What is a Grunt Fund? Pros and Cons of the Formula

What is a grunt fund?Grunt Fund

“A person’s share of the rewards should equal that person’s share of the at-risk contributions”

A grunt fund gives fiscal value to all contributions, tangible and intangible, that a founder makes to a startup. Everything from intellectual property and connections to time and cash is valued by the fund. A complex formula then assigns weight to each contribution and allocates company equity stakes among the founders accordingly. The purpose of grunt funds is to make sure that startup founders are rewarded for everything they offer their company, not just the money they actually invest. Grunt funds are dynamic, meaning they monthly recalculate equity stakes as contributions to the company change. For more information, see the Grunt Fund Calculator at slicingpie.com.

For example, three founders start a company. Using a grunt fund, the equity of the company is allocated monthly based on ongoing contributions. Founder A contributes $100,000 cash to the company in the first month but nothing more. Founder B contributes intellectual property valued at $50,000 and an average monthly work of ten hours, with each hour valued at $100  per hour. Founder C contributes an average monthly work of thirty hours valued at $120 per hour. Founders B and C earn more equity as they continue to work.

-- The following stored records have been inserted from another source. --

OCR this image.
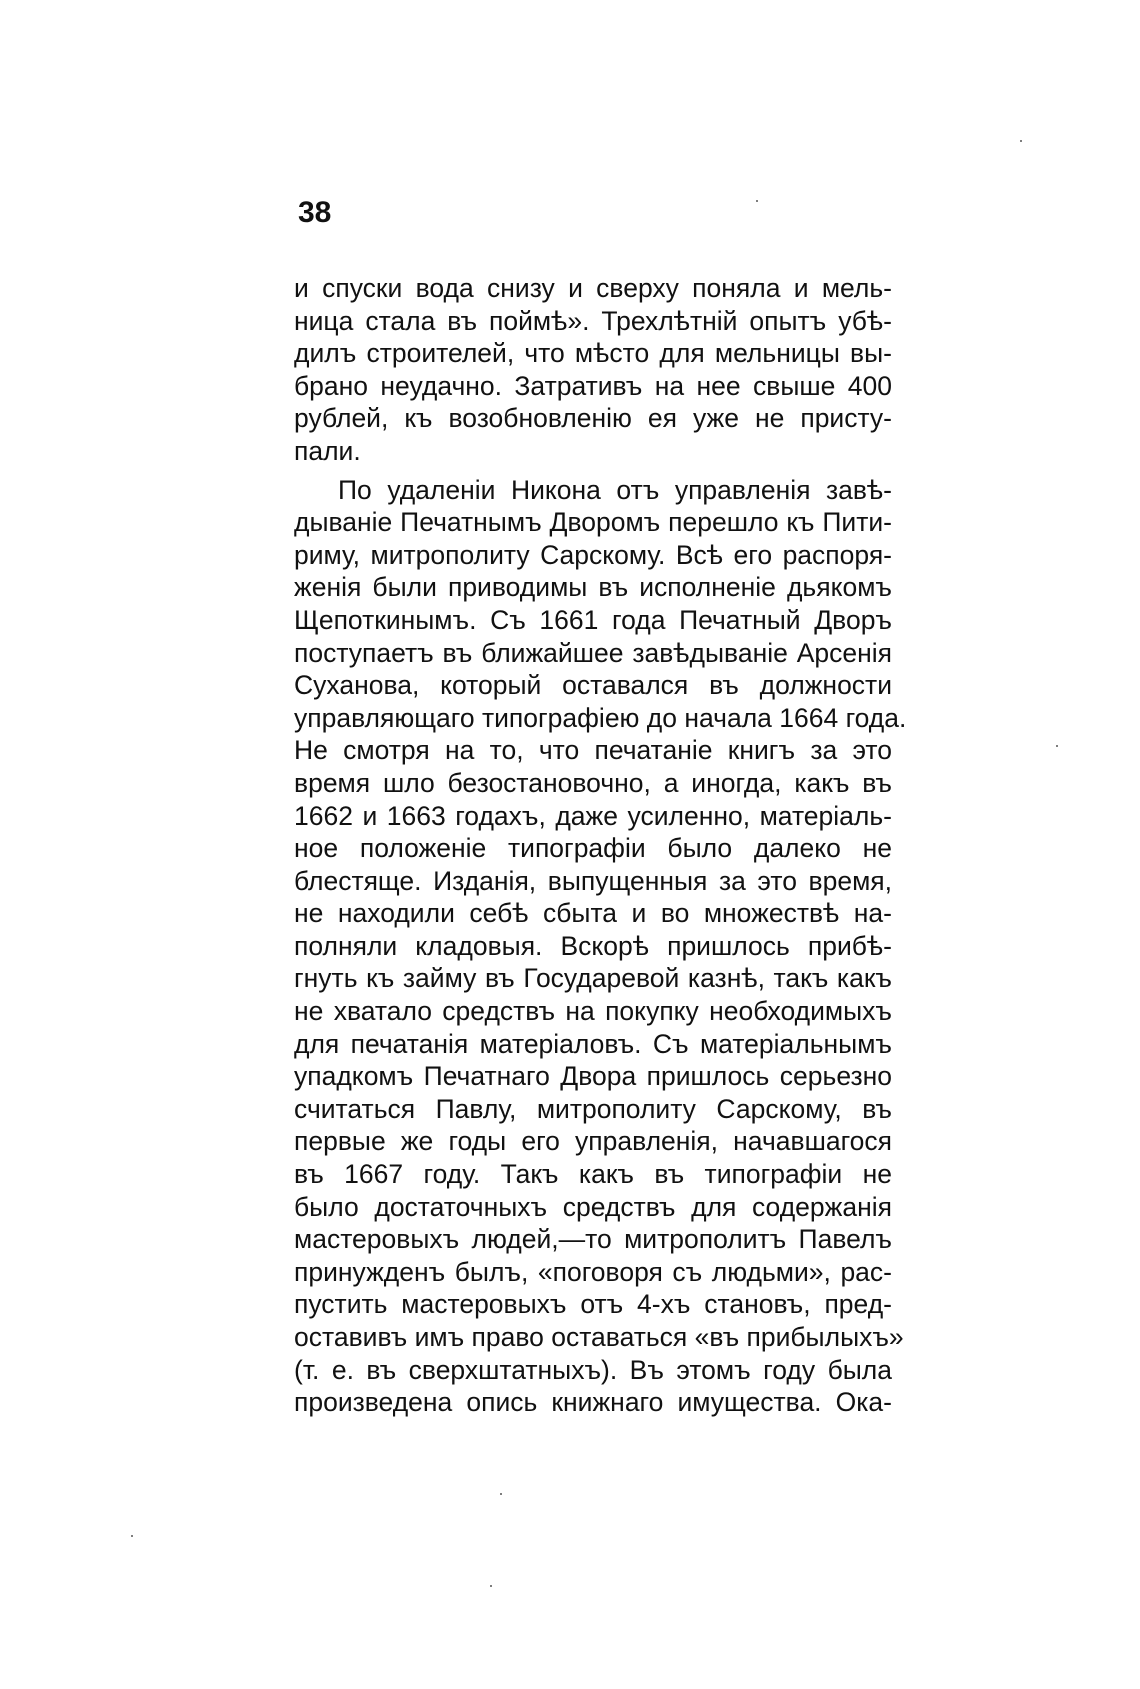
38
и спуски вода снизу и сверху поняла и мель-
ница стала въ поймѣ». Трехлѣтній опытъ убѣ-
дилъ строителей, что мѣсто для мельницы вы-
брано неудачно. Затративъ на нее свыше 400
рублей, къ возобновленію ея уже не присту-
пали.
По удаленіи Никона отъ управленія завѣ-
дываніе Печатнымъ Дворомъ перешло къ Пити-
риму, митрополиту Сарскому. Всѣ его распоря-
женія были приводимы въ исполненіе дьякомъ
Щепоткинымъ. Съ 1661 года Печатный Дворъ
поступаетъ въ ближайшее завѣдываніе Арсенія
Суханова, который оставался въ должности
управляющаго типографіею до начала 1664 года.
Не смотря на то, что печатаніе книгъ за это
время шло безостановочно, а иногда, какъ въ
1662 и 1663 годахъ, даже усиленно, матеріаль-
ное положеніе типографіи было далеко не
блестяще. Изданія, выпущенныя за это время,
не находили себѣ сбыта и во множествѣ на-
полняли кладовыя. Вскорѣ пришлось прибѣ-
гнуть къ займу въ Государевой казнѣ, такъ какъ
не хватало средствъ на покупку необходимыхъ
для печатанія матеріаловъ. Съ матеріальнымъ
упадкомъ Печатнаго Двора пришлось серьезно
считаться Павлу, митрополиту Сарскому, въ
первые же годы его управленія, начавшагося
въ 1667 году. Такъ какъ въ типографіи не
было достаточныхъ средствъ для содержанія
мастеровыхъ людей,—то митрополитъ Павелъ
принужденъ былъ, «поговоря съ людьми», рас-
пустить мастеровыхъ отъ 4-хъ становъ, пред-
оставивъ имъ право оставаться «въ прибылыхъ»
(т. е. въ сверхштатныхъ). Въ этомъ году была
произведена опись книжнаго имущества. Ока-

Reasons Why You Should Consider a Grunt Fund

  1. It is dynamic, meaning it accounts for real-time changes in contributions
  2. Accounts for non-cash contributions, such as ideas, relationships, and time
  3. It can help prevent legal battles and drama between company founders
  4. Helps calculate fair buyout price if someone leaves company before it breaks even

Reasons Why You Shouldn’t Consider a Grunt Fund

  1. It can cause the founders to avoid the necessity of having hard-conversations about value, stifle open communication, and reduce trust between company founders
  2. It is tedious and can lead to greater legal fees due to ongoing complexity of the capitalization table.
  3. Investors tend to be very skeptical of the formula
  4. There are many traditional, proven mechanisms that accomplish the same thing (e.g. vesting schedules)

Conclusion

Grunt funds may work well for founder teams who are unsure of their ability to consistently contribute. The founders need to be able to assign a dollar value for their contributions, including contributions made later in the life of the company, be it work or assets such as intellectual property, equipment, or rent. Time tracking is a matter of trust but can be linked to production metrics to confirm actual productivity. Using the online tools can help track contributions and update equity in real-time.